About RegEx

Learn about default nature and flags in RegEx.

Overview of RegEx nature

RegEx will try to match as much as possible. This behavior is called greedy matching because the engine will “greedily” attempt to match anything it can. You will learn how to avoid this type of behavior later in the course.

RegEx is almost universal as the same syntax is used everywhere with only slight variations. Regardless of where you use RegEx, however, its basic principles remain the same.

Optional flags

  1. Global flag (g): By default, RegExs are eager in nature, so they will only return the first match.
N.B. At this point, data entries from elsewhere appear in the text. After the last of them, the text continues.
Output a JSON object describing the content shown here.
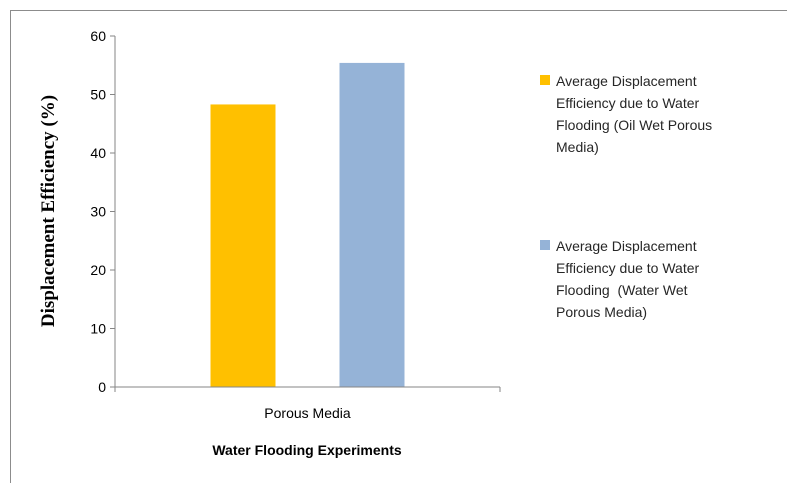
{
  "chart_data": {
    "type": "bar",
    "categories": [
      "Porous Media"
    ],
    "series": [
      {
        "name": "Average Displacement Efficiency due to Water Flooding (Oil Wet Porous Media)",
        "values": [
          48.3
        ],
        "color": "#FFC000"
      },
      {
        "name": "Average Displacement Efficiency due to Water Flooding  (Water Wet Porous Media)",
        "values": [
          55.4
        ],
        "color": "#95B3D7"
      }
    ],
    "legend_lines": [
      [
        "Average Displacement",
        "Efficiency due to Water",
        "Flooding (Oil Wet Porous",
        "Media)"
      ],
      [
        "Average Displacement",
        "Efficiency due to Water",
        "Flooding  (Water Wet",
        "Porous Media)"
      ]
    ],
    "title": "",
    "xlabel": "Water Flooding Experiments",
    "ylabel": "Displacement Efficiency (%)",
    "ylim": [
      0,
      60
    ],
    "yticks": [
      0,
      10,
      20,
      30,
      40,
      50,
      60
    ],
    "grid": false,
    "legend_position": "right"
  }
}
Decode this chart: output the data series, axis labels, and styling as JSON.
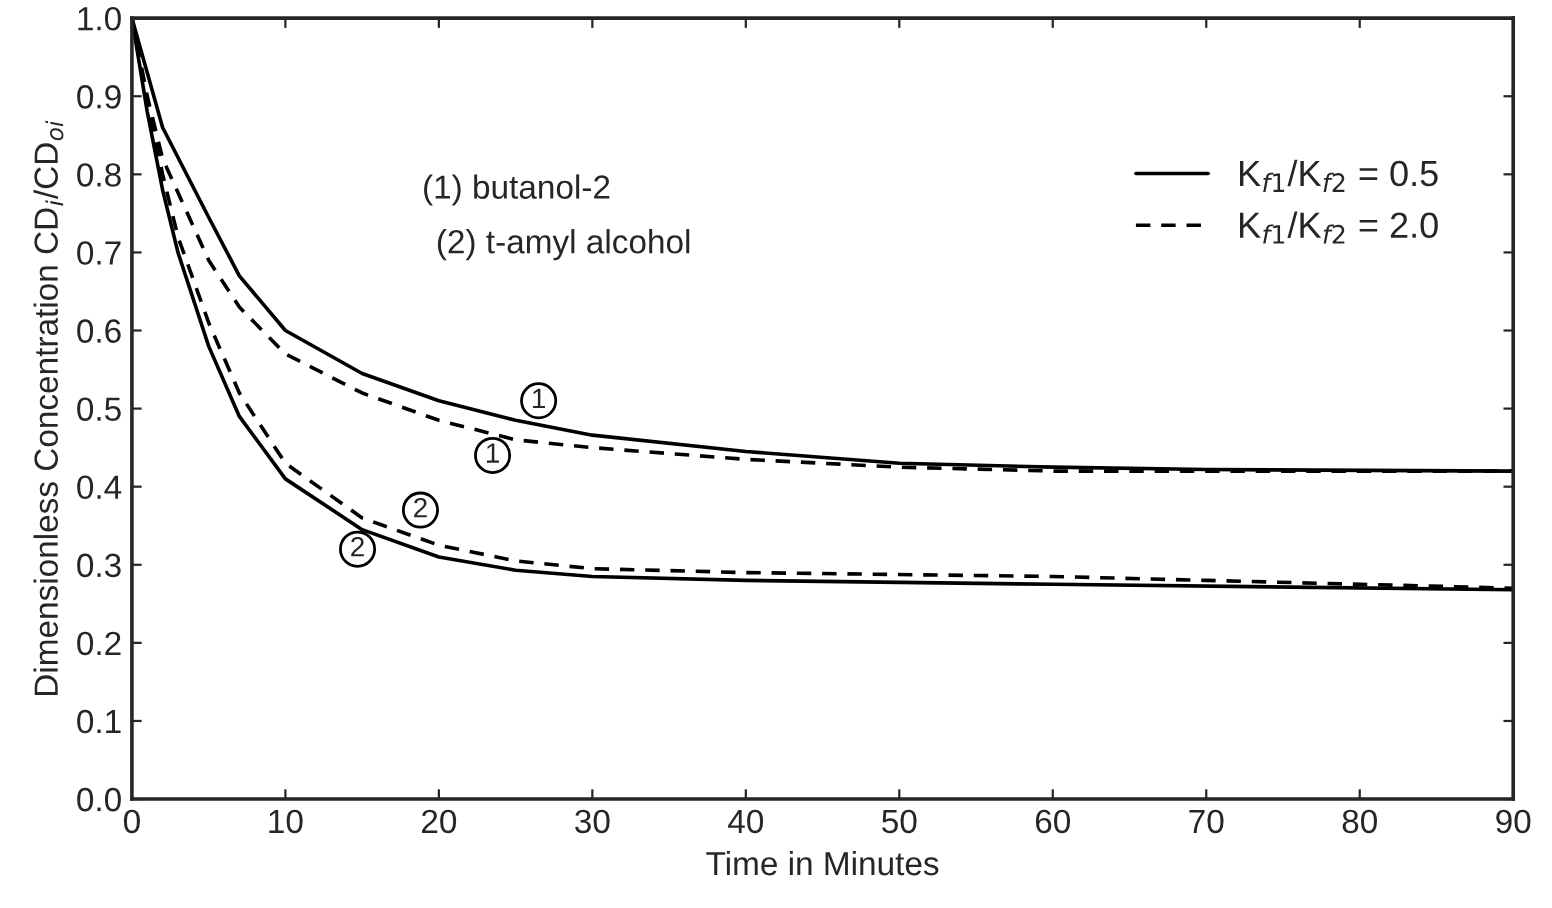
{
  "chart_data": {
    "type": "line",
    "xlabel": "Time in Minutes",
    "ylabel": "Dimensionless Concentration CD$_{i}$/CD$_{oi}$",
    "xlim": [
      0,
      90
    ],
    "xticks": [
      0,
      10,
      20,
      30,
      40,
      50,
      60,
      70,
      80,
      90
    ],
    "ylim": [
      0,
      1
    ],
    "yticks": [
      {
        "value": 0,
        "label": "0.0"
      },
      {
        "value": 0.1,
        "label": "0.1"
      },
      {
        "value": 0.2,
        "label": "0.2"
      },
      {
        "value": 0.3,
        "label": "0.3"
      },
      {
        "value": 0.4,
        "label": "0.4"
      },
      {
        "value": 0.5,
        "label": "0.5"
      },
      {
        "value": 0.6,
        "label": "0.6"
      },
      {
        "value": 0.7,
        "label": "0.7"
      },
      {
        "value": 0.8,
        "label": "0.8"
      },
      {
        "value": 0.9,
        "label": "0.9"
      },
      {
        "value": 1,
        "label": "1.0"
      }
    ],
    "grid": false,
    "legend": "top right",
    "marker": "none",
    "series": [
      {
        "name": "K$_{f1}$/K$_{f2}$ = 0.5",
        "color": "#000000",
        "line_style": "solid",
        "x": [
          0,
          1,
          2,
          5,
          7,
          10,
          15,
          20,
          25,
          30,
          40,
          50,
          60,
          70,
          90
        ],
        "values": [
          1.0,
          0.93,
          0.86,
          0.745,
          0.67,
          0.6,
          0.545,
          0.51,
          0.485,
          0.466,
          0.445,
          0.43,
          0.425,
          0.422,
          0.42
        ]
      },
      {
        "name": "K$_{f1}$/K$_{f2}$ = 2.0",
        "color": "#000000",
        "line_style": "dashed",
        "x": [
          0,
          1,
          2,
          5,
          7,
          10,
          15,
          20,
          25,
          30,
          40,
          50,
          60,
          70,
          90
        ],
        "values": [
          1.0,
          0.9,
          0.82,
          0.69,
          0.63,
          0.57,
          0.52,
          0.485,
          0.46,
          0.45,
          0.435,
          0.425,
          0.42,
          0.42,
          0.42
        ]
      },
      {
        "color": "#000000",
        "line_style": "solid",
        "x": [
          0,
          1,
          2,
          3,
          5,
          7,
          10,
          15,
          20,
          25,
          30,
          40,
          60,
          90
        ],
        "values": [
          1.0,
          0.88,
          0.78,
          0.7,
          0.58,
          0.49,
          0.41,
          0.345,
          0.31,
          0.293,
          0.285,
          0.28,
          0.275,
          0.268
        ]
      },
      {
        "color": "#000000",
        "line_style": "dashed",
        "x": [
          0,
          1,
          2,
          3,
          5,
          7,
          10,
          15,
          20,
          25,
          30,
          40,
          60,
          70,
          90
        ],
        "values": [
          1.0,
          0.89,
          0.8,
          0.72,
          0.61,
          0.52,
          0.43,
          0.36,
          0.325,
          0.305,
          0.295,
          0.29,
          0.285,
          0.28,
          0.27
        ]
      }
    ],
    "annotations": [
      "(1) butanol-2",
      "(2) t-amyl alcohol",
      {
        "text": "1",
        "x": 26.5,
        "y": 0.51
      },
      {
        "text": "1",
        "x": 23.5,
        "y": 0.44
      },
      {
        "text": "2",
        "x": 18.8,
        "y": 0.37
      },
      {
        "text": "2",
        "x": 14.7,
        "y": 0.32
      }
    ]
  }
}
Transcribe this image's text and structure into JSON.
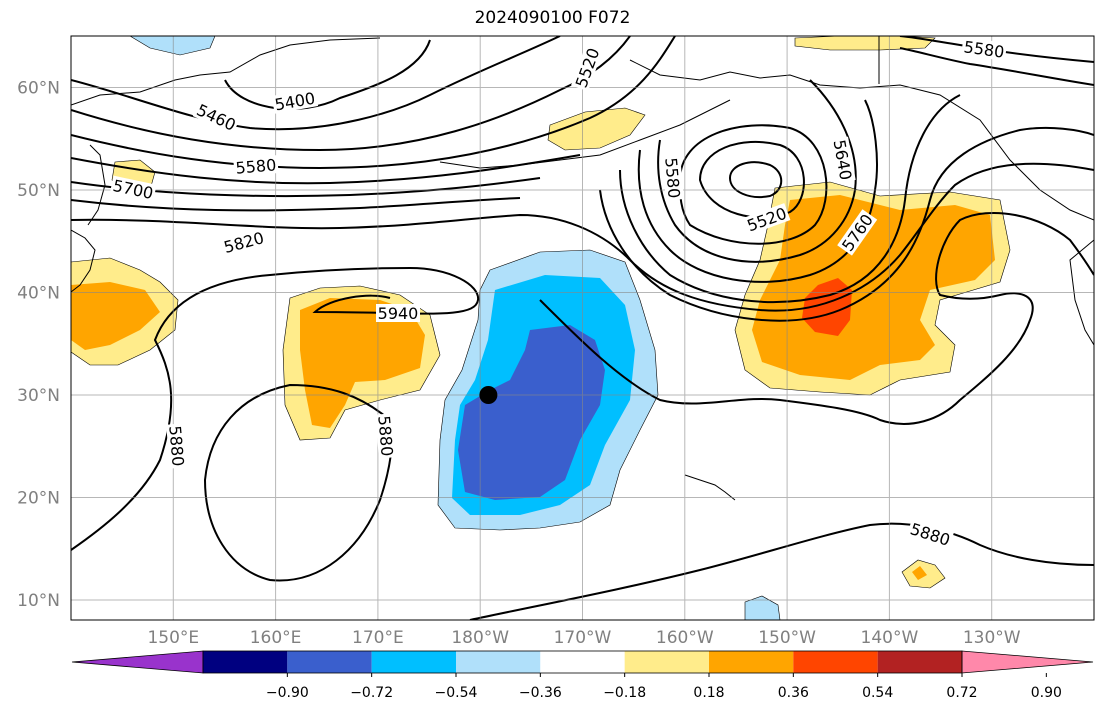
{
  "title": "2024090100 F072",
  "map": {
    "lat_ticks": [
      {
        "lat": 60,
        "label": "60°N"
      },
      {
        "lat": 50,
        "label": "50°N"
      },
      {
        "lat": 40,
        "label": "40°N"
      },
      {
        "lat": 30,
        "label": "30°N"
      },
      {
        "lat": 20,
        "label": "20°N"
      },
      {
        "lat": 10,
        "label": "10°N"
      }
    ],
    "lon_ticks": [
      {
        "lon": 150,
        "label": "150°E"
      },
      {
        "lon": 160,
        "label": "160°E"
      },
      {
        "lon": 170,
        "label": "170°E"
      },
      {
        "lon": 180,
        "label": "180°W"
      },
      {
        "lon": 190,
        "label": "170°W"
      },
      {
        "lon": 200,
        "label": "160°W"
      },
      {
        "lon": 210,
        "label": "150°W"
      },
      {
        "lon": 220,
        "label": "140°W"
      },
      {
        "lon": 230,
        "label": "130°W"
      }
    ],
    "contour_labels": [
      "5460",
      "5400",
      "5520",
      "5580",
      "5580",
      "5700",
      "5580",
      "5820",
      "5640",
      "5520",
      "5760",
      "5940",
      "5880",
      "5880",
      "5880"
    ],
    "marker": {
      "lat": 30,
      "lon": 180.8
    }
  },
  "colorbar": {
    "colors": [
      "#9933cc",
      "#000080",
      "#3a5fcd",
      "#00bfff",
      "#b0e0fa",
      "#ffffff",
      "#ffec8b",
      "#ffa500",
      "#ff4500",
      "#b22222",
      "#ff88aa"
    ],
    "tick_labels": [
      "−0.90",
      "−0.72",
      "−0.54",
      "−0.36",
      "−0.18",
      "0.18",
      "0.36",
      "0.54",
      "0.72",
      "0.90"
    ]
  }
}
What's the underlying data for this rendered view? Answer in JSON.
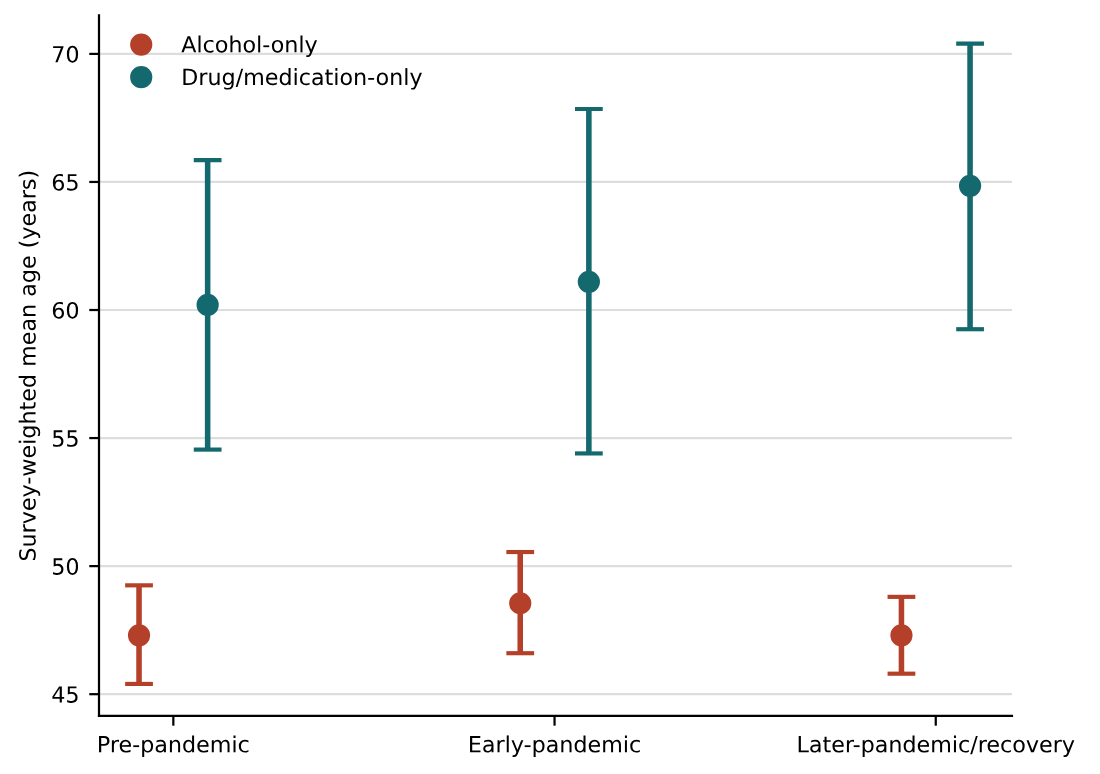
{
  "chart_data": {
    "type": "scatter",
    "ylabel": "Survey-weighted mean age (years)",
    "categories": [
      "Pre-pandemic",
      "Early-pandemic",
      "Later-pandemic/recovery"
    ],
    "series": [
      {
        "name": "Alcohol-only",
        "color": "#b5402a",
        "values": [
          47.3,
          48.55,
          47.3
        ],
        "errors": [
          [
            45.4,
            49.25
          ],
          [
            46.6,
            50.55
          ],
          [
            45.8,
            48.8
          ]
        ]
      },
      {
        "name": "Drug/medication-only",
        "color": "#14696e",
        "values": [
          60.2,
          61.1,
          64.85
        ],
        "errors": [
          [
            54.55,
            65.85
          ],
          [
            54.4,
            67.85
          ],
          [
            59.25,
            70.4
          ]
        ]
      }
    ],
    "ylim": [
      44.15,
      71.5
    ],
    "yticks": [
      45,
      50,
      55,
      60,
      65,
      70
    ],
    "grid": "y",
    "legend": "top left",
    "marker": "circle"
  }
}
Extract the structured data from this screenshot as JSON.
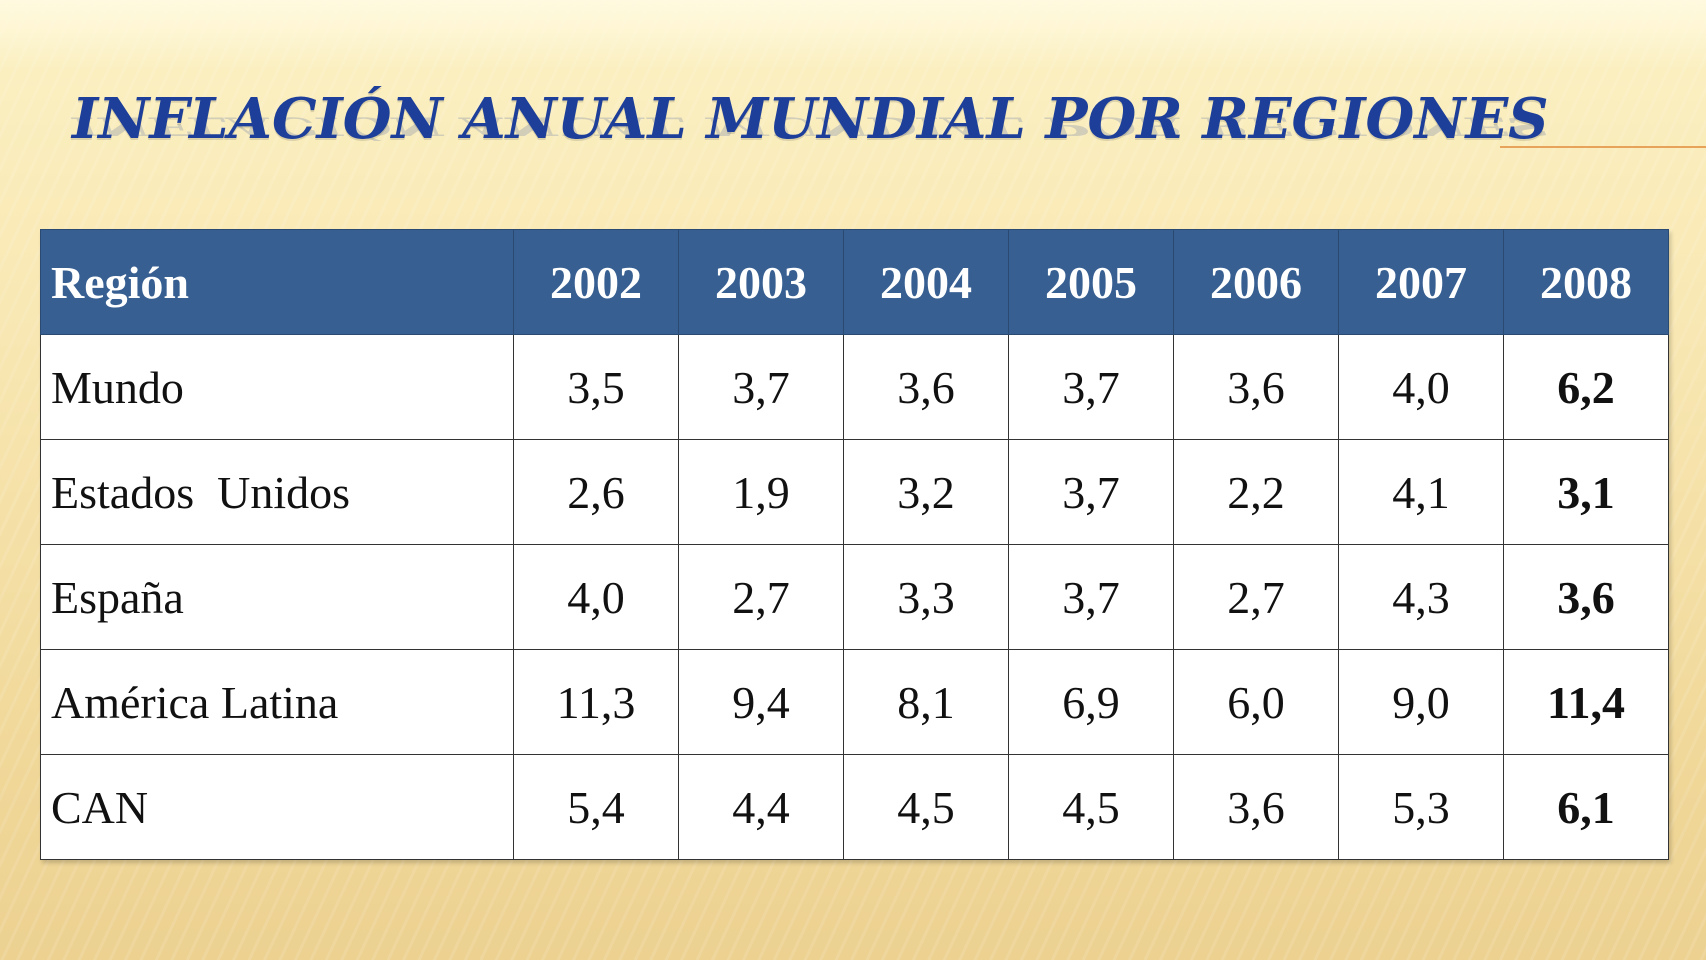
{
  "slide": {
    "title": "Inflación anual mundial por regiones",
    "colors": {
      "title": "#1d3f9a",
      "header_bg": "#375f91",
      "header_text": "#ffffff",
      "accent_rule": "#e8a35a"
    }
  },
  "table": {
    "headers": [
      "Región",
      "2002",
      "2003",
      "2004",
      "2005",
      "2006",
      "2007",
      "2008"
    ],
    "rows": [
      {
        "region": "Mundo",
        "values": [
          "3,5",
          "3,7",
          "3,6",
          "3,7",
          "3,6",
          "4,0",
          "6,2"
        ]
      },
      {
        "region": "Estados  Unidos",
        "values": [
          "2,6",
          "1,9",
          "3,2",
          "3,7",
          "2,2",
          "4,1",
          "3,1"
        ]
      },
      {
        "region": "España",
        "values": [
          "4,0",
          "2,7",
          "3,3",
          "3,7",
          "2,7",
          "4,3",
          "3,6"
        ]
      },
      {
        "region": "América Latina",
        "values": [
          "11,3",
          "9,4",
          "8,1",
          "6,9",
          "6,0",
          "9,0",
          "11,4"
        ]
      },
      {
        "region": "CAN",
        "values": [
          "5,4",
          "4,4",
          "4,5",
          "4,5",
          "3,6",
          "5,3",
          "6,1"
        ]
      }
    ],
    "bold_column": "2008"
  }
}
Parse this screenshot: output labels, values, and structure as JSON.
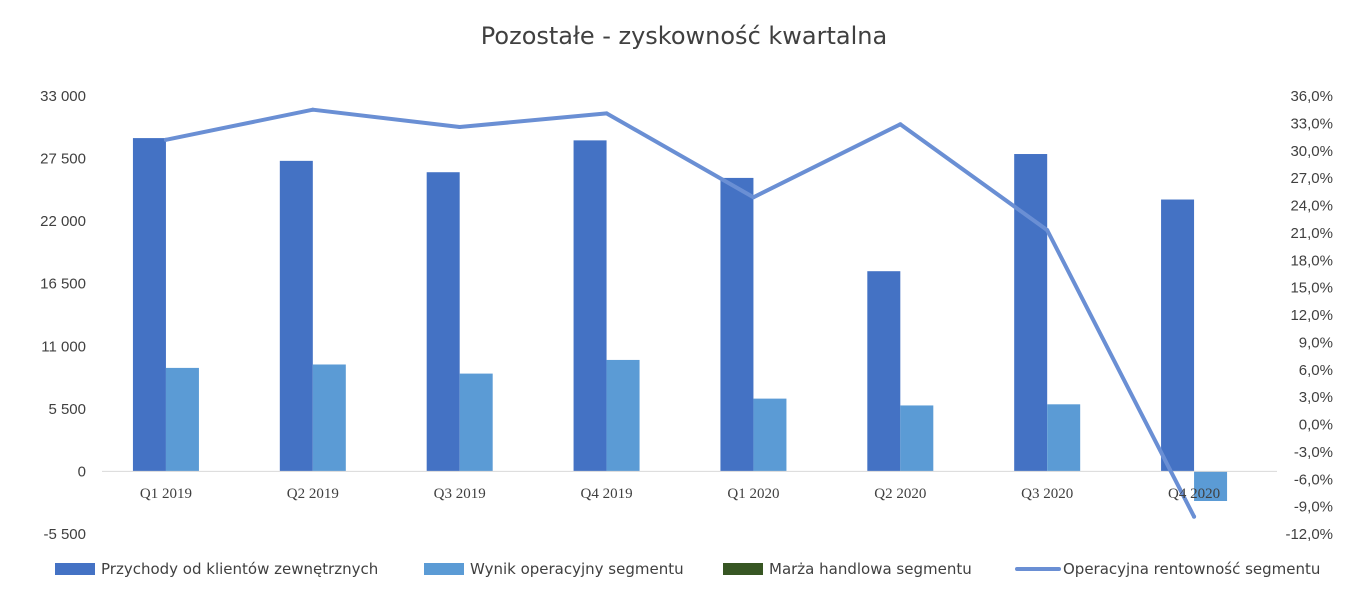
{
  "chart_data": {
    "type": "bar",
    "title": "Pozostałe - zyskowność kwartalna",
    "categories": [
      "Q1 2019",
      "Q2 2019",
      "Q3 2019",
      "Q4 2019",
      "Q1 2020",
      "Q2 2020",
      "Q3 2020",
      "Q4 2020"
    ],
    "series": [
      {
        "name": "Przychody od klientów zewnętrznych",
        "kind": "bar",
        "axis": "left",
        "color": "#4472C4",
        "values": [
          29300,
          27300,
          26300,
          29100,
          25800,
          17600,
          27900,
          23900
        ]
      },
      {
        "name": "Wynik operacyjny segmentu",
        "kind": "bar",
        "axis": "left",
        "color": "#5B9BD5",
        "values": [
          9100,
          9400,
          8600,
          9800,
          6400,
          5800,
          5900,
          -2600
        ]
      },
      {
        "name": "Marża handlowa segmentu",
        "kind": "bar",
        "axis": "left",
        "color": "#375623",
        "values": [
          0,
          0,
          0,
          0,
          0,
          0,
          0,
          0
        ]
      },
      {
        "name": "Operacyjna rentowność segmentu",
        "kind": "line",
        "axis": "right",
        "color": "#6A8FD4",
        "values": [
          31.2,
          34.5,
          32.6,
          34.1,
          24.9,
          32.9,
          21.3,
          -10.1
        ]
      }
    ],
    "y_left": {
      "ylim": [
        -5500,
        33000
      ],
      "tick_values": [
        33000,
        27500,
        22000,
        16500,
        11000,
        5500,
        0,
        -5500
      ],
      "tick_labels": [
        "33 000",
        "27 500",
        "22 000",
        "16 500",
        "11 000",
        "5 500",
        "0",
        "-5 500"
      ]
    },
    "y_right": {
      "ylim": [
        -12,
        36
      ],
      "tick_values": [
        36,
        33,
        30,
        27,
        24,
        21,
        18,
        15,
        12,
        9,
        6,
        3,
        0,
        -3,
        -6,
        -9,
        -12
      ],
      "tick_labels": [
        "36,0%",
        "33,0%",
        "30,0%",
        "27,0%",
        "24,0%",
        "21,0%",
        "18,0%",
        "15,0%",
        "12,0%",
        "9,0%",
        "6,0%",
        "3,0%",
        "0,0%",
        "-3,0%",
        "-6,0%",
        "-9,0%",
        "-12,0%"
      ]
    },
    "grid": false,
    "legend_position": "bottom"
  }
}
To get all the matches, we use the g flag.
var str = "123-45-67";
console.log(str.match(/\d/));
// add global flag to pattern (/\d/g) and see change in output

Let’s walk through another set of texts.

Hi
Hello
how
Happy

Considering the texts mentioned above:

  • RegEx without global flag will be /H/, resulting in a match “H” (from Hi).

  • RegEx with the global flag will be /H/g, resulting in a match of “H, H, H” (from Hi, Hello, Happy).

Explanation of the above bullet points: When you apply RegEx without a global flag, It will return the first match by default. When you apply the global flag, it will start searching again from where it returned the last successful search.

  1. Case insensitive (i): By default, RegExs are case meaning “A” and “a” are different. To make them read the same, we use the i flag.

When using the i flag, character “B” will match both “B” and “b”. Likewise, character “b” will match both “B” and “b”. When using the case sensitivity flag, there is no difference between uppercase and lowercase alphabets.

let str = "A a";
console.log(str.match(/A/g));
// add case-sensitive (i) flag to pattern (/A/gi) or (/a/gi) and see change in output
// here global is used because RegEx are eager to return

Let’s walk through another set of texts.

Hi
Hello
how
Happy

Considering the texts mentioned above:

  • RegEx with the global flag and without the case-sensitive flag will be /H/g. The combination will result in a match of “H, H, H” (from Hi, Hello, Happy).

  • RegEx with the global flag and the case-sensitive flag will be /H/ig. The combination will result in matches “H, H, h, H” (from Hi, Hello, how, Happy).

Explanation of the above bullet points: When you use RegEx without a case-sensitive flag, RegEx will match what is provided by default. Hence the character “h” from “how” will not match. However, when you add i, RegEx will not differentiate between alphabets and will interpret the lowercase and uppercase as the same.

  1. Multi-Line (m): By default, RegEx does not extend to multi-line. To match the start/end of each line, you need to use the m flag. (Multi-line flags affect the behavior of anchor characters only.)
let str = `1. Hi
2. How are you
3. What is your name`;
console.log(str.match(/^\d/g));
// add multi-line (m) flag to pattern (/^\d/gm) and see change in output

Let’s walk through another set of texts.

Hi
Hello
how
Happy

Considering the texts mentioned above:

  • RegEx with the global flag and without the multi-line flag will be /^H/g. The combination will result in a match “H” (from Hi).

  • RegEx with the global flag and the multi-line flag will be /^H/mg. The combination will result in a match of “H, H, H”(from Hi, Hello, Happy).

Explanation of the image: The multi-line flag works only with the caret symbol, such as the beginning of the text. If a multi-line flag is not mentioned, it will search for the pattern at line breaks, but if the multi-line flag is mentioned, then in each line, RegEx will search the pattern. Whether it is line break or not.

  1. Unicode (u): By default, RegEx matches all the 2 bytes characters. So to match a 4 bytes character, we use the u flag.

In general, maximum characters are encoded with 2 bytes, but for some of the characters, 2 bytes is not enough. Examples include emoticons, hexadecimal numbers, and many more. To encode them, 4 bytes are required. To match this in RegEx, you need to use a Unicode flag.

  1. Single line dotall (s): By default, “.” is used to match any character except newline (\n). When you need to match the newline, use the s flag.
let str = `Hey\nHi`;
console.log(str.match(/\w+.\w+/g));
// add single-line (s) flag to pattern (/\w+.\w+/gs) and see change in output

Note: There are more ways than one to match expressions. Matching expressions is simply a matter of efficiency and complexity.